Returning to Ottawa before the Second World War broke out, Dexter spent the next years covering King’s wartime administration. Thomas Crerar, the Manitoba MP and key member of King’s cabinet, was one of Dexter’s highly placed sources. Dexter respected King, though he did not know about King’s interest in spiritualism and seances (neither did Bruce Hutchison, as he told me in an interview in June 1990, a little more than two years before he died at the age of 91). Dexter did consider King “a queer sort of fish,” as he put it.
King was happy to share private information with Dexter and valued the support of the Free Press and other Liberal papers. After one closed-door conversation in early January 1945, about the recent cabinet dissension over conscription, King wrote in his diary, “I told Dexter confidentially what was in my mind which he seemed to appreciate very much and with which he was in entire accord. It seemed to give him a great thrill. He was most friendly in every way.”
Dexter thought otherwise about this encounter. He had wanted to speak with King about the future, but the prime minister only wanted to talk about the conscription crisis. “Mighty interesting and exceedingly frank,” Dexter noted in his memorandum about the discussion, “but not helpful.”

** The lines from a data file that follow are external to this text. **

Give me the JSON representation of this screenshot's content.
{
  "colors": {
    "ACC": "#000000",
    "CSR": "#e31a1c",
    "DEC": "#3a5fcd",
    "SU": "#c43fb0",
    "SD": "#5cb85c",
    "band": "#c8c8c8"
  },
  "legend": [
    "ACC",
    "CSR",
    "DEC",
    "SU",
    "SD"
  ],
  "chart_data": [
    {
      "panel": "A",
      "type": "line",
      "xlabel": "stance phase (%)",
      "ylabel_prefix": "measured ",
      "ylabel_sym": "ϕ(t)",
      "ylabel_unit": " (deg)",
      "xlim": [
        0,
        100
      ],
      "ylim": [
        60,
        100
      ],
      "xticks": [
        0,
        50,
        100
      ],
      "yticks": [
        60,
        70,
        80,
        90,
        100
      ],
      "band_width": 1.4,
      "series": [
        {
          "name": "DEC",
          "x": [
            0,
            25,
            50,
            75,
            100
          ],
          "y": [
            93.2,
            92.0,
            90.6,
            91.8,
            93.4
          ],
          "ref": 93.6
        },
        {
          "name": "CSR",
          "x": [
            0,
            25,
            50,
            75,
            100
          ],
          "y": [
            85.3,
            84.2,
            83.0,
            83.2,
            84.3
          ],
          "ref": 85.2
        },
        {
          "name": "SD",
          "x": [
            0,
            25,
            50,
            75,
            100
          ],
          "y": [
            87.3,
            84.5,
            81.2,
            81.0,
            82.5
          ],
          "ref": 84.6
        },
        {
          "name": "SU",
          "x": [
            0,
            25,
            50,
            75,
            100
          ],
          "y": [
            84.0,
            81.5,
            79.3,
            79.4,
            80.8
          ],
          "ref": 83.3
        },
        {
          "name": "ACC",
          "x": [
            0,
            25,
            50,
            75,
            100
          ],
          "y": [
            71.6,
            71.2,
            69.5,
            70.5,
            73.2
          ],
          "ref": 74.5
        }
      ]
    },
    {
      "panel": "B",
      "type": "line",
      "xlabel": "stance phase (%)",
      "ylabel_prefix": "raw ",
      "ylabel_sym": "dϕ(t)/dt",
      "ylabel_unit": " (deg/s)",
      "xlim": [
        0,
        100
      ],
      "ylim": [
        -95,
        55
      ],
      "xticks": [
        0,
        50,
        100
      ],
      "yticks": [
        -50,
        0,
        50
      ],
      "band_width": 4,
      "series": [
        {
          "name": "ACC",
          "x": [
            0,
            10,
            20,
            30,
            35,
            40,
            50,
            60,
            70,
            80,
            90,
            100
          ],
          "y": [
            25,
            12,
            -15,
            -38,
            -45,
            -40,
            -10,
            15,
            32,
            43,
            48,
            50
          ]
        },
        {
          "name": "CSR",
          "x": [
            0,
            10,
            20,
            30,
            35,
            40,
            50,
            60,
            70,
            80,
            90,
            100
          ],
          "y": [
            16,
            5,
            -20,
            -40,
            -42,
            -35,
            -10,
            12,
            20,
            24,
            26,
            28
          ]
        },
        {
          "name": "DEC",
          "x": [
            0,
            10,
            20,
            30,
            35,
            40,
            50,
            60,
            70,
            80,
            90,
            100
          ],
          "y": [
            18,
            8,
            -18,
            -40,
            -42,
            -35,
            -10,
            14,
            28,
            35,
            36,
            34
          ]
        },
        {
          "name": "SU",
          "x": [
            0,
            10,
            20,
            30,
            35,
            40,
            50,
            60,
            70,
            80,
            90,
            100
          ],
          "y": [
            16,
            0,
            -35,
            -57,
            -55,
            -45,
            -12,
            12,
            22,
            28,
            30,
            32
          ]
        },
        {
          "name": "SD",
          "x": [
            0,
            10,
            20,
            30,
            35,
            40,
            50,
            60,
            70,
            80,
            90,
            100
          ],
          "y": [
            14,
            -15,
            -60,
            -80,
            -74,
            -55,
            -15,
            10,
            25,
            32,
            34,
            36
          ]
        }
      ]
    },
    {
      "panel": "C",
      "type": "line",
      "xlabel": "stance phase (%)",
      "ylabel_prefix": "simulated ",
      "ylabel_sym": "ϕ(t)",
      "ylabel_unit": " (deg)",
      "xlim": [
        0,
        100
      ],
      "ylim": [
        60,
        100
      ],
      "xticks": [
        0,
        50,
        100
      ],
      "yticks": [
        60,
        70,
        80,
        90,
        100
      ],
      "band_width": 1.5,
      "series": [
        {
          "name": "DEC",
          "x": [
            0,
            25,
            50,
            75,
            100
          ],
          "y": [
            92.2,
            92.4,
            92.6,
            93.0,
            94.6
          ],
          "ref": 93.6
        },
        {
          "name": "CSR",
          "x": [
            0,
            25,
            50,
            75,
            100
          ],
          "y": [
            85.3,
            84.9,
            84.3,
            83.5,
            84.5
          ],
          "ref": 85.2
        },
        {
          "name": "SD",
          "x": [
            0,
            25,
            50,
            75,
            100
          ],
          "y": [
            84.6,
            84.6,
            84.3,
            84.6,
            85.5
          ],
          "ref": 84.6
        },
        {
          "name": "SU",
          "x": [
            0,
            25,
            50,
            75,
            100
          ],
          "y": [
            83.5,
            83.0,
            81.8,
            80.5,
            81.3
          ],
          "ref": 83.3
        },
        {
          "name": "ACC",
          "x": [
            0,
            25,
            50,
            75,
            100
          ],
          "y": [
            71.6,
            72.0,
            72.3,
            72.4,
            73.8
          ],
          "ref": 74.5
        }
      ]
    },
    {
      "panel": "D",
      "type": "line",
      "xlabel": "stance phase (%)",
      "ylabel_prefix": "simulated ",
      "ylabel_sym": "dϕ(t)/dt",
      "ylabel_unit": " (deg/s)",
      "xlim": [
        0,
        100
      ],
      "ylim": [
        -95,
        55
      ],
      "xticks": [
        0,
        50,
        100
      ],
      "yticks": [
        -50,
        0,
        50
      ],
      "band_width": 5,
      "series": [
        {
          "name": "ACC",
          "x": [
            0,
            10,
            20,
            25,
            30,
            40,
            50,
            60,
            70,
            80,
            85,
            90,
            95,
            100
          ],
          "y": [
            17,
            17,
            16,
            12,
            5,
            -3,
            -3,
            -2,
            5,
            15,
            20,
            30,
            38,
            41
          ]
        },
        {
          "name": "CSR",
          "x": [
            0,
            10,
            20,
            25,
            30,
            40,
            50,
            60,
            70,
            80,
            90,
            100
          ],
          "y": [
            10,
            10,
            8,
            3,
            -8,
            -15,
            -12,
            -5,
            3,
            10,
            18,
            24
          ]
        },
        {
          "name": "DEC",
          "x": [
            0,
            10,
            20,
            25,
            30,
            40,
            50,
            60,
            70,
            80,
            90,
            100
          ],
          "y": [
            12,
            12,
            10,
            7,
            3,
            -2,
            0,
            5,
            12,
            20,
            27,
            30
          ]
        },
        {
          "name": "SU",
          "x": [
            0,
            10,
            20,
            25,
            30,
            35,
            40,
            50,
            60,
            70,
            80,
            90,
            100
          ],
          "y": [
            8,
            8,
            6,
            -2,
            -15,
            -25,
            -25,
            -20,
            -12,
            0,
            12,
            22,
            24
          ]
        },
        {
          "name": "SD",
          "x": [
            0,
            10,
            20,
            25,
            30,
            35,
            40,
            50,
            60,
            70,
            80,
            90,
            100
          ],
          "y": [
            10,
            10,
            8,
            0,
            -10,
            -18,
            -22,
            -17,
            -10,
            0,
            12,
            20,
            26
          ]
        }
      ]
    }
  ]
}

On occasion, as in October 1941 when Dexter reworked a cabinet memo about a government wartime economic policy, he wondered whether his close connection to the Liberals had compromised his ability to be a journalist even in an era of intense partisanship. He tried to distance himself from the Liberals, yet it was difficult.
Two years after Dafoe died in 1944, Dexter returned to Winnipeg and spent eight rather unhappy years as the paper’s executive editor. He then returned to Ottawa to cover national politics again. He died in December 1961 at the age of 65. Bruce Hutchison deemed his late friend and fellow-journalist, “one of the most influential Canadians of his time.”
Partly adapted from Scrum Wars: The Prime Ministers and the Media.